By Chris Horn, firstname.lastname@example.org, 803-777-3687
After she earned bachelor's and master's degrees in physics and completed an internship at NASA's Jet Propulsion Lab, it seemed a sure bet that Sharina Haynes was headed for a doctoral degree in the same academic discipline.
Haynes is hoping to earn a Ph.D., but she has experienced a strong gravitational pull in a different direction.
"I became very interested in why students either like physics or don't, and that led me to looking for a graduate-level history of science programs," says Haynes, a Charleston native.
Haynes' search led her to the University of South Carolina's history department where she has found a good fit for her interests. She recently worked with the American Institute of Physics on an initiative to attract more minority students into the physics pipeline. To that end, Haynes helped develop a high school teacher's guide that highlights the accomplishments of African-American physicists.
"My passion is to show what African-Americans have accomplished in the physical sciences," she says. "From 1918 to the present, there have been about 300 African-Americans to earn Ph.D.s in physics, and I'd like to create a narrative so students can know who they were and what they contributed to the field."
Among those African American physicists was Elmer Imes, a Tennessee native who was the second to earn a doctoral degree in the field and whose work provided an early verification of quantum theory.
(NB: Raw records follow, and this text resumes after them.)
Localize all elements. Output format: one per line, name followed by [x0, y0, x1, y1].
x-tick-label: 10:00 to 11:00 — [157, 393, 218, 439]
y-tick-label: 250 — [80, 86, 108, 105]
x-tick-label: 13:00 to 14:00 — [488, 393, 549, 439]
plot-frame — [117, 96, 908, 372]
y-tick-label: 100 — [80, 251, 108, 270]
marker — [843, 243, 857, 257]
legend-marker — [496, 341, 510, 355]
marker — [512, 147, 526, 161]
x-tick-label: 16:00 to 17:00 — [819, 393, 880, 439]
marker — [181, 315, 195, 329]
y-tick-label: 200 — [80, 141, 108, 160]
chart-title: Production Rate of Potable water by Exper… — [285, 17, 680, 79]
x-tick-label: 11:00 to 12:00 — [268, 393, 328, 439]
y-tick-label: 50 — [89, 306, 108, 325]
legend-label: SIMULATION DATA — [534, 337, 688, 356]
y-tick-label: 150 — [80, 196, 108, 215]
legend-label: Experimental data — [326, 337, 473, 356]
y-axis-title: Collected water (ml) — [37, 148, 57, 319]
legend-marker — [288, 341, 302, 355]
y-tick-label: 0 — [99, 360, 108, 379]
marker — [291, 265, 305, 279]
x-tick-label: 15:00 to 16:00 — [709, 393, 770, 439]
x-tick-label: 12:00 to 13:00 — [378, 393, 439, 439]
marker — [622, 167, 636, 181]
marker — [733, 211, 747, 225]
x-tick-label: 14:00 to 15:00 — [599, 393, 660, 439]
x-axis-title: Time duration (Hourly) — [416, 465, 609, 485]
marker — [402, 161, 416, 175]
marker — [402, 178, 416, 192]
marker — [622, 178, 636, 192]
Beyond her historical interests in science, Haynes wants to get involved in outreach efforts to mentor students who might be candidates for majoring in the physcial sciences.
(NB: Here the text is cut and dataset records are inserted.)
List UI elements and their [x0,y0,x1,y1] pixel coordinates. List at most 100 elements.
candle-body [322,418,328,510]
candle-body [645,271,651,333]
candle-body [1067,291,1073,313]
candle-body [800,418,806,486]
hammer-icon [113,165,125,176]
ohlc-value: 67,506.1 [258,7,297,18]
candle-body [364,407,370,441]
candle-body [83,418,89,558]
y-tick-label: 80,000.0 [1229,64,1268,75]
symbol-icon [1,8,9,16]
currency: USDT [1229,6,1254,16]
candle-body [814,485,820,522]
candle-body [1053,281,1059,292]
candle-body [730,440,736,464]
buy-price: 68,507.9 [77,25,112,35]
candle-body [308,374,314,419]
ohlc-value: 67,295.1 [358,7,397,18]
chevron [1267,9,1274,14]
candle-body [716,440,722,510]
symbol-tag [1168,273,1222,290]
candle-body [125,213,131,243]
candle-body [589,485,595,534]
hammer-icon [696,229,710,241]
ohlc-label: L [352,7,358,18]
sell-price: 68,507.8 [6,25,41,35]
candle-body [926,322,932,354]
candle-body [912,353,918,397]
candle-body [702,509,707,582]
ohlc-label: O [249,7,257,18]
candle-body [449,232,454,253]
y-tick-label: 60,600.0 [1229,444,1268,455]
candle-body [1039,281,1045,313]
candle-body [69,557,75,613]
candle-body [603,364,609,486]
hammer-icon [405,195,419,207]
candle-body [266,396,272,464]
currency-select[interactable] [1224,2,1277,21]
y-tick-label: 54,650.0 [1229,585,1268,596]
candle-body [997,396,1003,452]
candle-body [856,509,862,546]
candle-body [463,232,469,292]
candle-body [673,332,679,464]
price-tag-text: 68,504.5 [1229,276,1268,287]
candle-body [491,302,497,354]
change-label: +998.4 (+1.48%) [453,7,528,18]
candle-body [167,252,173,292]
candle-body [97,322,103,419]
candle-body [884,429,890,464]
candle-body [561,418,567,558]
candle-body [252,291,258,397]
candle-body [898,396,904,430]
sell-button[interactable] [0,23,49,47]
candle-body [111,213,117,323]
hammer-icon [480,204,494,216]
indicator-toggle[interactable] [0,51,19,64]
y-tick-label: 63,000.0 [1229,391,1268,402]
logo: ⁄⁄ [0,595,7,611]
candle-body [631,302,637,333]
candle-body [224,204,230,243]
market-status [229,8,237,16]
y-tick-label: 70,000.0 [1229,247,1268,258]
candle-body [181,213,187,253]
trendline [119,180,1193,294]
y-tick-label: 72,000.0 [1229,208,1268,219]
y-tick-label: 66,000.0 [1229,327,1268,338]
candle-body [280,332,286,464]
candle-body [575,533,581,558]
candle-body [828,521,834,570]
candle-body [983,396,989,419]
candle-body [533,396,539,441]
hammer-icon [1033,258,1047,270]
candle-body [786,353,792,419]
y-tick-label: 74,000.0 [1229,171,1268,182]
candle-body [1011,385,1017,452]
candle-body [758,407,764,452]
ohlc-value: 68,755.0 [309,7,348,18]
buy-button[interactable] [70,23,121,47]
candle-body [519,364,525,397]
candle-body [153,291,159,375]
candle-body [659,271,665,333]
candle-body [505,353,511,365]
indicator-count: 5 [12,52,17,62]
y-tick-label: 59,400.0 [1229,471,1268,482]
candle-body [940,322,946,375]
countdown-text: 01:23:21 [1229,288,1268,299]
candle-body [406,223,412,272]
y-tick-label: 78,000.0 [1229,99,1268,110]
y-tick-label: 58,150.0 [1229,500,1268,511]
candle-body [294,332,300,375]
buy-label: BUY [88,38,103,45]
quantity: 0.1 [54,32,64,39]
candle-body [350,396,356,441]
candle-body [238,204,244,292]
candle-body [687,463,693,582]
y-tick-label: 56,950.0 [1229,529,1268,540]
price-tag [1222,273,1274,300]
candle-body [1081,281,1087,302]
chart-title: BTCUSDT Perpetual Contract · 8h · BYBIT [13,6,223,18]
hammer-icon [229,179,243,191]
"I would love to do some physics tutoring in area schools, and perhaps go to the new planetarium with high school students to help cultivate their interest," Haynes says. "Not everyone is going to be a physics major, but they need to be scientifically literate. And I want them to know more about the contributions people have made to the field — not the Einsteins and the Oppenheimers, but the ones they've never heard of."